RDF for all of O’Reilly’s titles (with OPMI)

Posted by Knud on March 14th, 2009

I might be a bit late (one month) to discover this, but IT book publisher O’Reilly have recently started a service called O’Reilly Product Metadata Interface (OPMI), which provides RDF metadata for their whole catalogue of books. More details about this can be found on the O’Reilly Labs page.

I think it’s great news that a major publisher starts to open up their data to the Semantic Web! Term-wise, they do the right thing and use vocabularies that have turned into de-facto standards (FOAF and DC (terms) in particular), as well as some newly coined terms in their own O’Reilly namespace. They also get brownie points for actually making their namespace dereferencable. Good practice!
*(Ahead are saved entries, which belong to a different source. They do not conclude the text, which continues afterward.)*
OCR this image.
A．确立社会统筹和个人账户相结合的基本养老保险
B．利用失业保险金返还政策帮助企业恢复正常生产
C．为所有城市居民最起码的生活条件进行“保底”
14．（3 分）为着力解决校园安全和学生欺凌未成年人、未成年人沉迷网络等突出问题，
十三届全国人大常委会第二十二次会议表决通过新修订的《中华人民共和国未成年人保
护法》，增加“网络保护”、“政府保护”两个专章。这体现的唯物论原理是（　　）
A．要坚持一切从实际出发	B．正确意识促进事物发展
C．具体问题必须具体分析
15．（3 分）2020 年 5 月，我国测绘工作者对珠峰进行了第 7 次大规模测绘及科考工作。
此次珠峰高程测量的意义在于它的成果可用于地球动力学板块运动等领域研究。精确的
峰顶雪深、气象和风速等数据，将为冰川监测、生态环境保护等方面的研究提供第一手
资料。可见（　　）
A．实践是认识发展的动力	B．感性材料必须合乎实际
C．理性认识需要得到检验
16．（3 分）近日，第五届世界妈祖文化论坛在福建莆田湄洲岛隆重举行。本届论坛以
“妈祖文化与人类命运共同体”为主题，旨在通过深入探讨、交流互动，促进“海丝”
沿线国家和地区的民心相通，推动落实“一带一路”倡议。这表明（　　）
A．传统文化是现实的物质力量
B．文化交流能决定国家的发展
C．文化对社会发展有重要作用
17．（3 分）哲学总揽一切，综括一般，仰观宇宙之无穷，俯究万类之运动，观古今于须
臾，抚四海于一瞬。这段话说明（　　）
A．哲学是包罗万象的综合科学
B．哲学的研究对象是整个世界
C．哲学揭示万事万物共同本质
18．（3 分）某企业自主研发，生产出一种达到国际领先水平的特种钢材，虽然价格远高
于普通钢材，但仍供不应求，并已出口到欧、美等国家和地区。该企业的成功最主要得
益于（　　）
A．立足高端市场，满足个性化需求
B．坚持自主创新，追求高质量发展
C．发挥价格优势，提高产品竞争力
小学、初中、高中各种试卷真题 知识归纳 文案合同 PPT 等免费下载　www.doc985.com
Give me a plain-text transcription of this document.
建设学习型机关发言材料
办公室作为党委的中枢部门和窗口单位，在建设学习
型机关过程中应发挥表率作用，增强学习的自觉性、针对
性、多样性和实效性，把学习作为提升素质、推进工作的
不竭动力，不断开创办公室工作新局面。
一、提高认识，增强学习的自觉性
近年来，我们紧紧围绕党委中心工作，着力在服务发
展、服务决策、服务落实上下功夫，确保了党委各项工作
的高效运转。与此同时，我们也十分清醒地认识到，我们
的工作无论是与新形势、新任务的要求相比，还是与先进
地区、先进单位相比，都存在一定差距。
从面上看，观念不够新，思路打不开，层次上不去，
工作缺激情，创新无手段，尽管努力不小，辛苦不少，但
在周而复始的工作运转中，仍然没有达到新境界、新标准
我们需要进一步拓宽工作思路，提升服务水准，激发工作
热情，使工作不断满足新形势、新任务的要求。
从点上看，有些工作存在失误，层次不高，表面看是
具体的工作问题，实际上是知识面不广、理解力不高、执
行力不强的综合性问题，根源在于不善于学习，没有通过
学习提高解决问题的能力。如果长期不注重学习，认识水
There are a few things that could be improved to make their data more useful, though:

  • They use non-http URIs like this: urn:x-domain:oreilly.com:agent:pdb:1210. That’s perfectly fine RDF, but it breaks the linked data rules – URIs like that are not dereferencable, which means it is impossible for interested agents to find out more about those resources.
  • Both the book URIs and the ontology namespace URI lead only to RDF. It would be nice if, upon a request for HTML, their servers would provide something human-readable as well. They acknowledge this problem themselves, so hopefully it will be addressed soon. Content negotiation to the rescue? For their vocabulary, these vocabulary publishing recipes might help (in combination with a tool like VocDoc).
  • The ontology source looks a bit messy, with weird namespace declarations like xmlns:p3="http://purl.org/dc/terms/#". These might be artifacts from the ontology editor they used, though. Not really harmful, just ugly.